Worksheet: My emotional map
The components of your emotions
Feelings don’t exist in isolation. There are many important things (including our behavior) that affect our emotions. All human emotions are comprised of four components: thoughts, memories and attention, physical effects and behaviors. Each component interacts with and strengthens the others.
“Thoughts” are what you are saying to yourself about what is happening. The thoughts may be about the situation, other people or you. “Memories and Attention” includes focusing on past experiences that may come up for you, as you are dealing with this current problem. This could include remembering unkind words from a teacher or parent or replaying an error that you made in the past. “Physical Effects” refer to how your body is reacting, such as tight muscles or a loss of appetite. Finally, “Behavior” involves what you are doing and not doing. Examples include avoiding friends or engaging in other unhealthy behaviors.
As you can most likely tell, these components are all intertwined and impact each other.
It’s important to realize that having unpleasant emotions is part of life. Our goal is to prevent unpleasant emotions from taking over your focus, your body or your behaviors. When they do, it prevents you from effectively dealing with what happened and moving on.

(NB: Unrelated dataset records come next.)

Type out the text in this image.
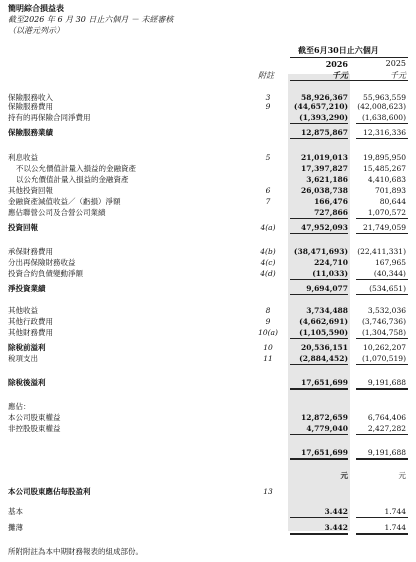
簡明綜合損益表
截至2026 年 6 月 30 日止六個月 － 未經審核
（以港元列示）
截至6月30日止六個月
2026	2025
附註	千元	千元
保險服務收入	3	58,926,367 55,963,559
保險服務費用	9	(44,657,210) (42,008,623)
持有的再保險合同淨費用	(1,393,290) (1,638,600)
保險服務業績	12,875,867 12,316,336
利息收益	5	21,019,013 19,895,950
不以公允價值計量入損益的金融資產	17,397,827 15,485,267
以公允價值計量入損益的金融資產	3,621,186	4,410,683
其他投資回報	6	26,038,738	701,893
金融資產減值收益／（虧損）淨額	7	166,476	80,644
應佔聯營公司及合營公司業績	727,866	1,070,572
投資回報	4(a)	47,952,093 21,749,059
承保財務費用	4(b)	(38,471,693) (22,411,331)
分出再保險財務收益	4(c)	224,710	167,965
投資合約負債變動淨額	4(d)	(11,033)	(40,344)
淨投資業績	9,694,077	(534,651)
其他收益	8	3,734,488	3,532,036
其他行政費用	9	(4,662,691) (3,746,736)
其他財務費用	10(a)	(1,105,590) (1,304,758)
除稅前溢利	10	20,536,151 10,262,207
稅項支出	11	(2,884,452) (1,070,519)
除稅後溢利	17,651,699	9,191,688
應佔：
本公司股東權益	12,872,659	6,764,406
非控股股東權益	4,779,040	2,427,282
17,651,699	9,191,688
元	元
本公司股東應佔每股盈利	13
基本	3.442	1.744
攤薄	3.442	1.744
所附附註為本中期財務報表的組成部份。
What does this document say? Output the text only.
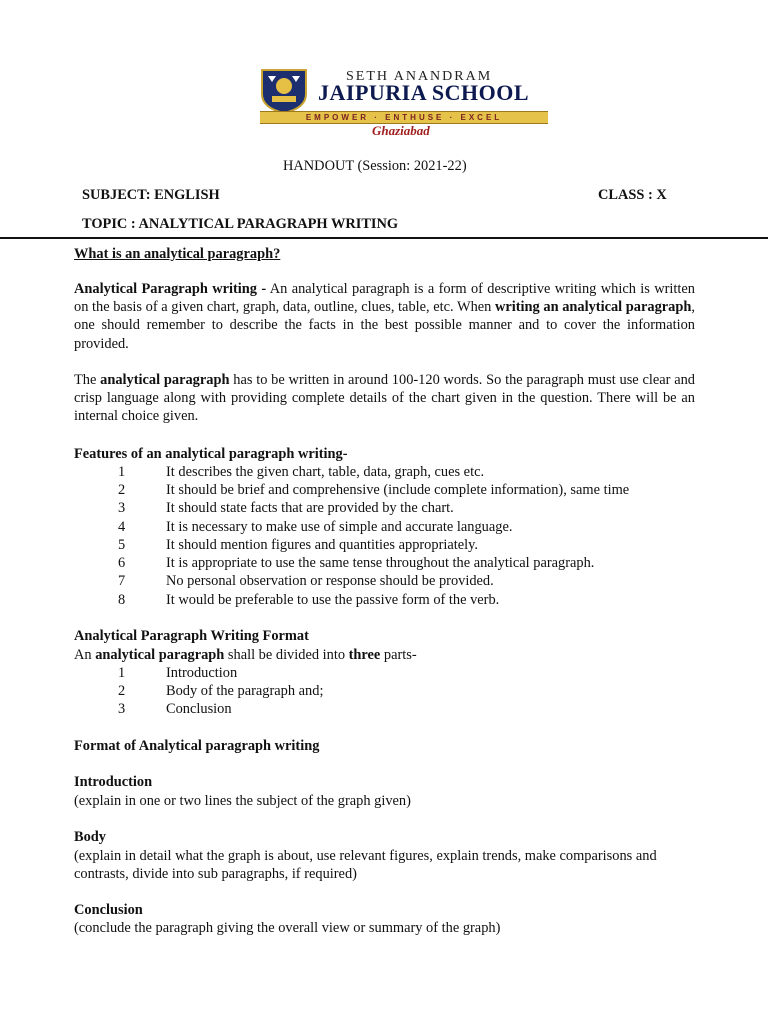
SETH ANANDRAM
JAIPURIA SCHOOL
EMPOWER · ENTHUSE · EXCEL
Ghaziabad
HANDOUT (Session: 2021-22)
SUBJECT: ENGLISH	CLASS : X
TOPIC : ANALYTICAL PARAGRAPH WRITING
What is an analytical paragraph?
Analytical Paragraph writing - An analytical paragraph is a form of descriptive writing which is written on the basis of a given chart, graph, data, outline, clues, table, etc. When writing an analytical paragraph, one should remember to describe the facts in the best possible manner and to cover the information provided.
The analytical paragraph has to be written in around 100-120 words. So the paragraph must use clear and crisp language along with providing complete details of the chart given in the question. There will be an internal choice given.
Features of an analytical paragraph writing-
1	It describes the given chart, table, data, graph, cues etc.
2	It should be brief and comprehensive (include complete information), same time
3	It should state facts that are provided by the chart.
4	It is necessary to make use of simple and accurate language.
5	It should mention figures and quantities appropriately.
6	It is appropriate to use the same tense throughout the analytical paragraph.
7	No personal observation or response should be provided.
8	It would be preferable to use the passive form of the verb.
Analytical Paragraph Writing Format
An analytical paragraph shall be divided into three parts-
1	Introduction
2	Body of the paragraph and;
3	Conclusion
Format of Analytical paragraph writing
Introduction
(explain in one or two lines the subject of the graph given)
Body
(explain in detail what the graph is about, use relevant figures, explain trends, make comparisons and contrasts, divide into sub paragraphs, if required)
Conclusion
(conclude the paragraph giving the overall view or summary of the graph)
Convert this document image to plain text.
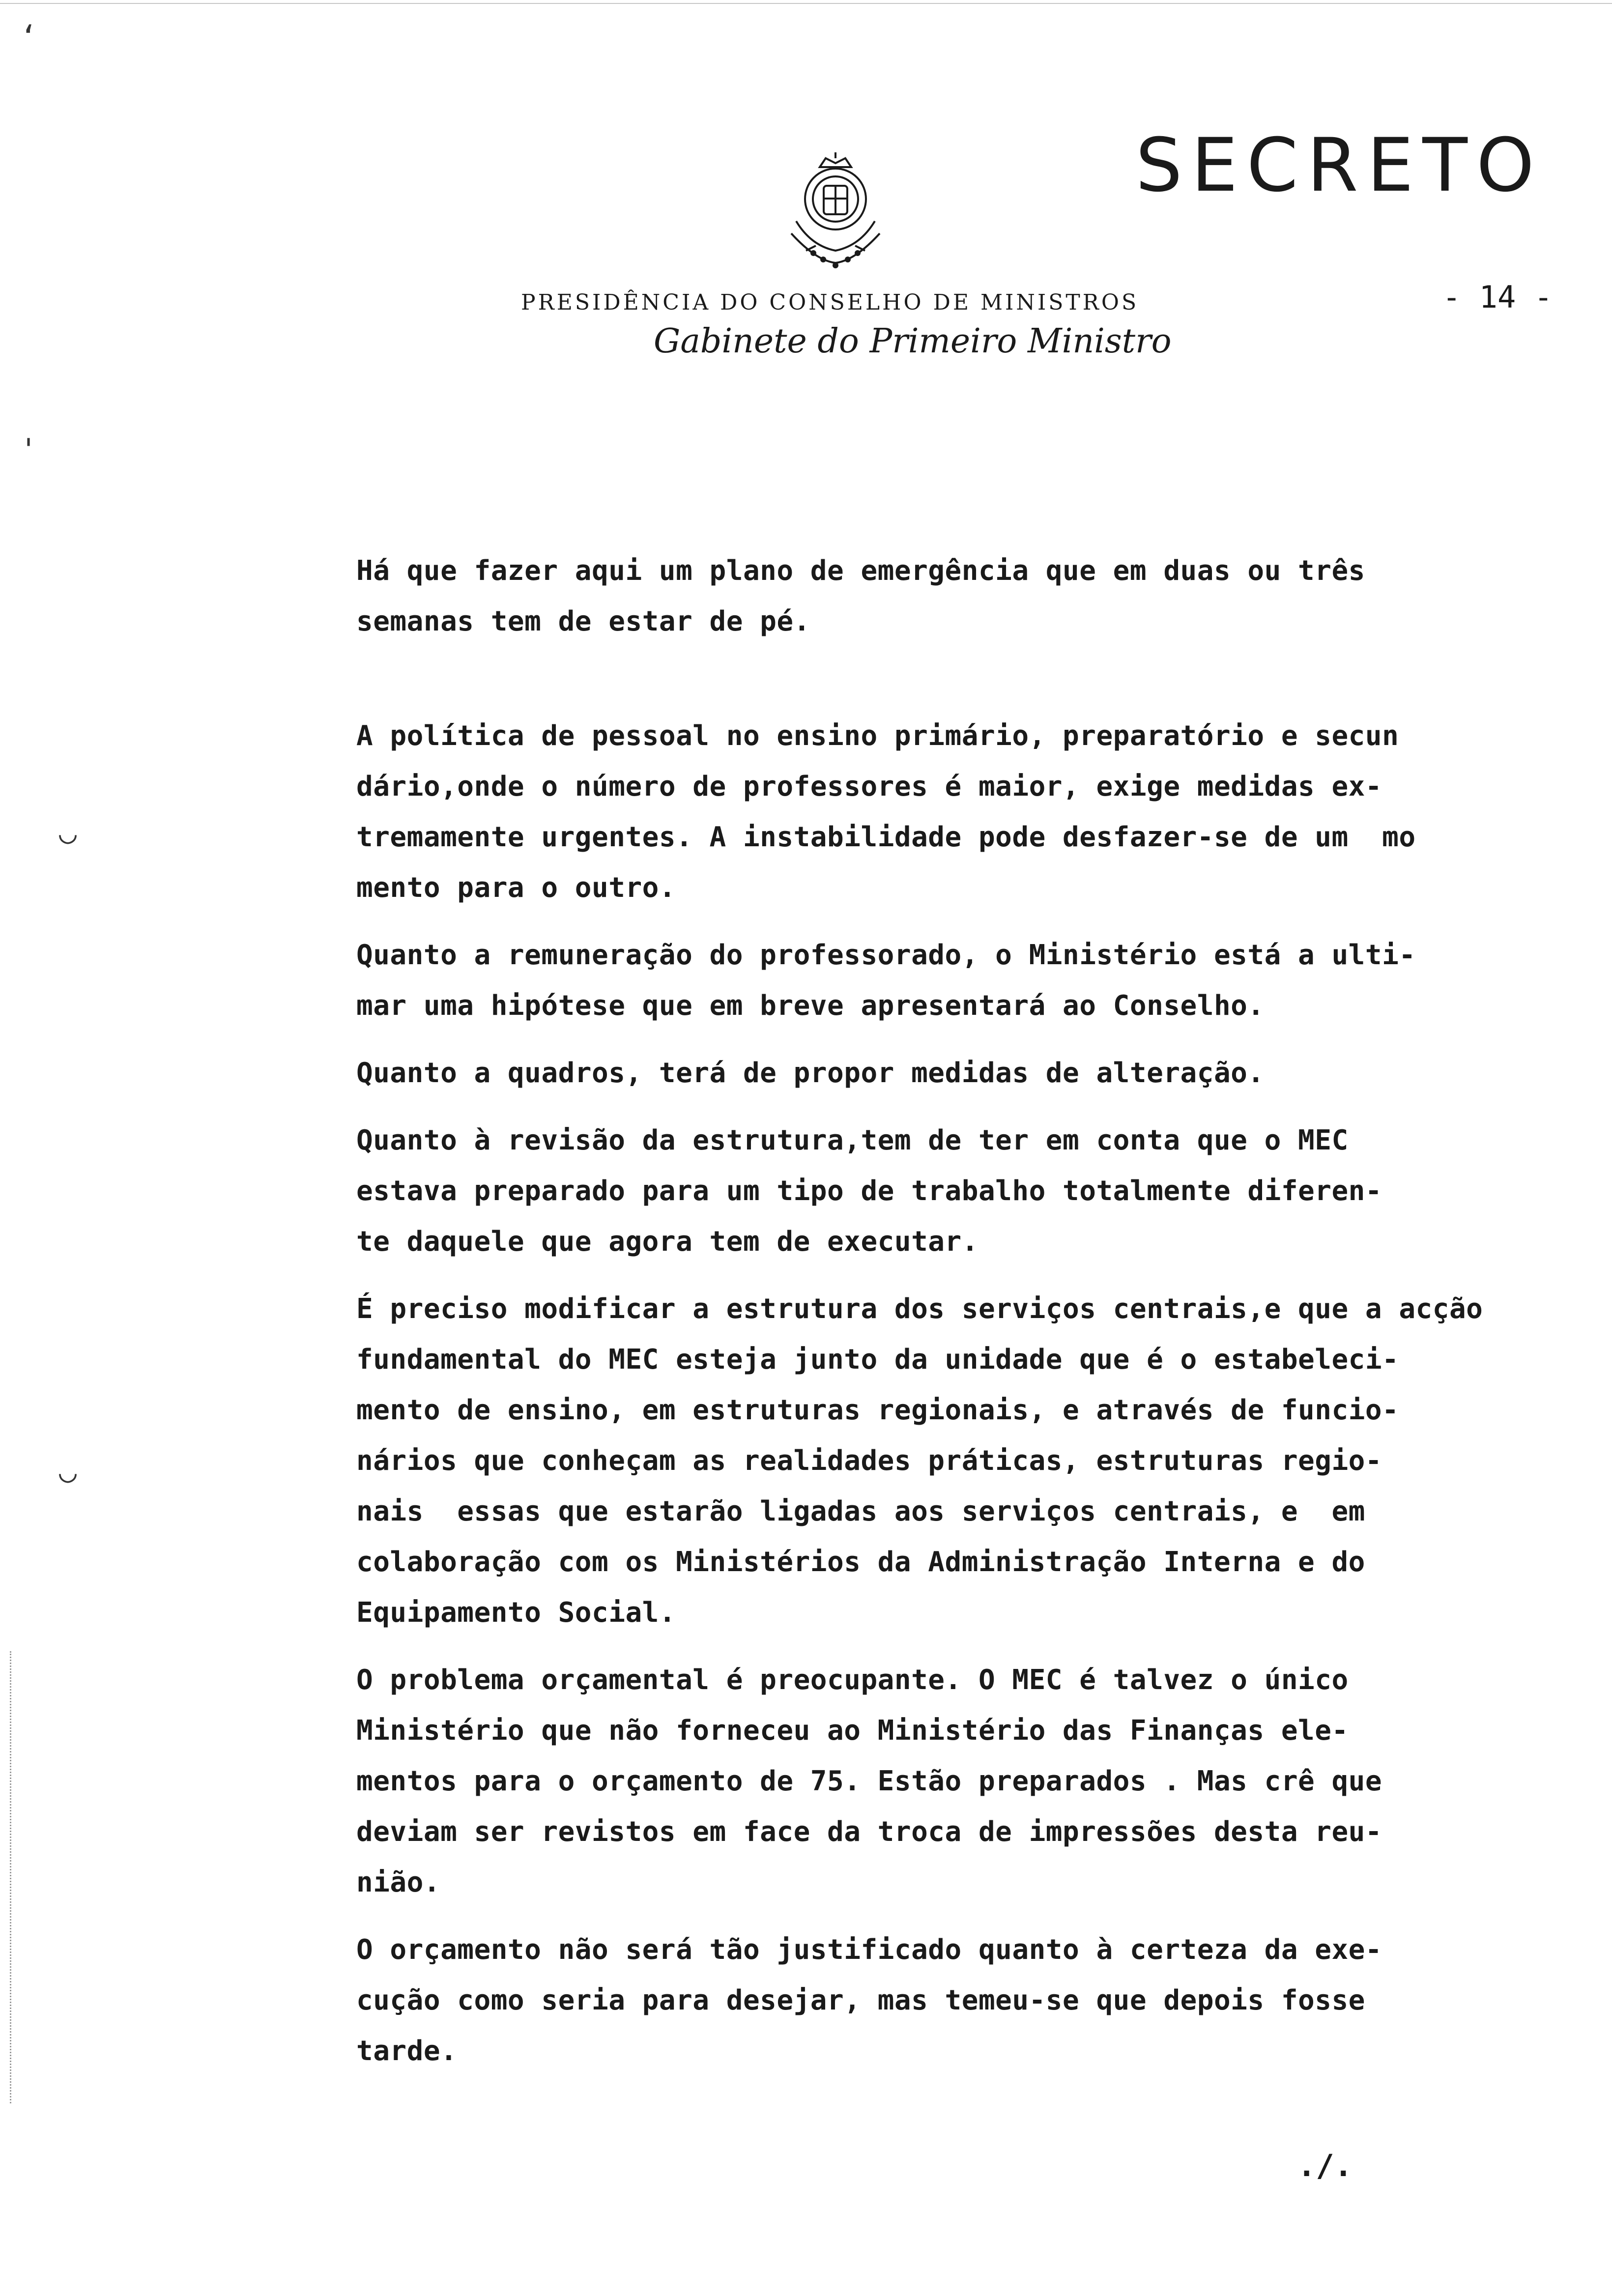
SECRETO
PRESIDÊNCIA DO CONSELHO DE MINISTROS
Gabinete do Primeiro Ministro
- 14 -
‘
'
◡
◡
Há que fazer aqui um plano de emergência que em duas ou três
semanas tem de estar de pé.
A política de pessoal no ensino primário, preparatório e secun
dário,onde o número de professores é maior, exige medidas ex-
tremamente urgentes. A instabilidade pode desfazer-se de um  mo
mento para o outro.
Quanto a remuneração do professorado, o Ministério está a ulti-
mar uma hipótese que em breve apresentará ao Conselho.
Quanto a quadros, terá de propor medidas de alteração.
Quanto à revisão da estrutura,tem de ter em conta que o MEC
estava preparado para um tipo de trabalho totalmente diferen-
te daquele que agora tem de executar.
É preciso modificar a estrutura dos serviços centrais,e que a acção
fundamental do MEC esteja junto da unidade que é o estabeleci-
mento de ensino, em estruturas regionais, e através de funcio-
nários que conheçam as realidades práticas, estruturas regio-
nais  essas que estarão ligadas aos serviços centrais, e  em
colaboração com os Ministérios da Administração Interna e do
Equipamento Social.
O problema orçamental é preocupante. O MEC é talvez o único
Ministério que não forneceu ao Ministério das Finanças ele-
mentos para o orçamento de 75. Estão preparados . Mas crê que
deviam ser revistos em face da troca de impressões desta reu-
nião.
O orçamento não será tão justificado quanto à certeza da exe-
cução como seria para desejar, mas temeu-se que depois fosse
tarde.
./.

Now it’s time for you to take a deeper look into one of your emotions. You will see how it can be broken down into these four components. Use the emotion that you wrote down as “emotional conclusion” in the last worksheet. In our example, we will use the emotion “useless,” which was the “emotional conclusion” in our last example.
Worksheet: The components of my emotion
Challenging my negative unhealthy emotions
Challenging your negative unhealthy emotions doesn’t mean that you’re supposed to stop feeling emotions or indifference about your life. It means that you’re going to try to replace your unhealthy negative emotions with other negative emotions, but this time with ones that are healthier. Why? Because this will allow you to take better control of your feelings and different components that contribute to your feelings. When doing this exercise, focus on a situation that triggers your unhappiness/negative state and think about how you felt about this situation. You should then consider what would be a more appropriate and healthy negative emotion. It’s now time for you to try it out!